2. Case report
Een 17-jarige Pakistaanse man werd opgenomen met hoge koorts die gepaard ging met rillingen en stijfheid (40,5-41 °C) gedurende 2 weken voorafgaand aan de opname. Tijdens een kuur van orale antibiotica die hij gedurende 5 dagen had genomen, waren zijn symptomen afgenomen, maar de koorts kwam terug bij het staken van de therapie.
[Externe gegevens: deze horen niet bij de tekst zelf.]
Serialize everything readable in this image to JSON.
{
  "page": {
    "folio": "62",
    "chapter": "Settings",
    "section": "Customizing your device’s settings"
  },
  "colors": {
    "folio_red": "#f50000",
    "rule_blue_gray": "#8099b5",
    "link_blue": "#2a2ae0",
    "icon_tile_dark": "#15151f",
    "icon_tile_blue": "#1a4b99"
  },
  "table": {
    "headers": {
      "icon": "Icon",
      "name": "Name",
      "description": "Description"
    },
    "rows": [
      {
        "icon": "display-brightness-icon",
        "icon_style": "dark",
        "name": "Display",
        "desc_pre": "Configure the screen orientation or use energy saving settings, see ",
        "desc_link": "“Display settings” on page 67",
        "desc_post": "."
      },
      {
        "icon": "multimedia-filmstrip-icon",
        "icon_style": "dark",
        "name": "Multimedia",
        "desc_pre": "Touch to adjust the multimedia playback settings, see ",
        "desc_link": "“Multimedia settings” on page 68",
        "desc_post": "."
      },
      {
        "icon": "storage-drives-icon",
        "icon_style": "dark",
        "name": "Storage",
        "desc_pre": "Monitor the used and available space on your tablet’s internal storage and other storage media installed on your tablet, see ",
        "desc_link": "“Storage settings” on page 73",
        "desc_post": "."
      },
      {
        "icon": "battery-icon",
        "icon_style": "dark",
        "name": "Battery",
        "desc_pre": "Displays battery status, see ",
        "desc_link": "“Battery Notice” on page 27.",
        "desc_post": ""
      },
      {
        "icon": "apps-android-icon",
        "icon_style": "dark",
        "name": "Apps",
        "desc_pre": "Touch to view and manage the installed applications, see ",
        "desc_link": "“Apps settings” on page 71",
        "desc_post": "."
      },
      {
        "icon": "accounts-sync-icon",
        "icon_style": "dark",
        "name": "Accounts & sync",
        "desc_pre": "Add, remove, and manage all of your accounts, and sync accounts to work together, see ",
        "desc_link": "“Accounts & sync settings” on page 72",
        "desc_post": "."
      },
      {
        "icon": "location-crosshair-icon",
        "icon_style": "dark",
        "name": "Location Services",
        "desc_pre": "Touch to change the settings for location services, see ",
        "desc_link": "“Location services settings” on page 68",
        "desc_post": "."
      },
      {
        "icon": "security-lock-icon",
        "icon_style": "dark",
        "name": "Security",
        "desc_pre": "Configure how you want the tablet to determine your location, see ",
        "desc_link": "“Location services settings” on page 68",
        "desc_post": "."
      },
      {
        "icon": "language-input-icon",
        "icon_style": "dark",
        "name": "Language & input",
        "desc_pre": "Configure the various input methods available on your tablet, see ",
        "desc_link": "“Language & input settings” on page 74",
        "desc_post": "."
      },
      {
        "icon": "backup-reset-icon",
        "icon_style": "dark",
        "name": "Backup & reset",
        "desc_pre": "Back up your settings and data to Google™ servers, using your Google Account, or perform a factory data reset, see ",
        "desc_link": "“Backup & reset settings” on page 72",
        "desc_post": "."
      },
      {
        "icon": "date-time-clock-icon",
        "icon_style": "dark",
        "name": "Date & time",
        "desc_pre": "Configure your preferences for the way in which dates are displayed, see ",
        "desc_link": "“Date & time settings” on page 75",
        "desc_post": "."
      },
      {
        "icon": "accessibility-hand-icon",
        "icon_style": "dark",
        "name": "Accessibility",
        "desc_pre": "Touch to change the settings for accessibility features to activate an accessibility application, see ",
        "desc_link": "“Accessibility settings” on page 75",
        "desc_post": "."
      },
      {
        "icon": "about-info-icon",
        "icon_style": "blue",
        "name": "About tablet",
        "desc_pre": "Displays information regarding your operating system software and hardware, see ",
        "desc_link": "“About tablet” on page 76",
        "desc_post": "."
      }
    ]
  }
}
Bij onderzoek zag de patiënt, een mager, mager individu, er giftig en uitgedroogd uit. Hij was tachypneus, tachycardisch en koortsig bij 38 °C, met af en toe een piek tot 40 °C. Hij werd begonnen met een symptomatische behandeling. Biochemische tests bij opname toonden een laag aantal witte bloedcellen (WBC), met neutrofiele overheersing. Zijn malaria-onderzoek, uitgevoerd vanwege zijn aspecifieke symptomen en de endemiciteit in Azië, bleek negatief. Zijn leverfunctietests waren echter licht gestoord, met een directe bilirubine van 0,5, Gamma-GT van 178, alkalische fosfatase van 205, en een lactaatdehydrogenase van 2380.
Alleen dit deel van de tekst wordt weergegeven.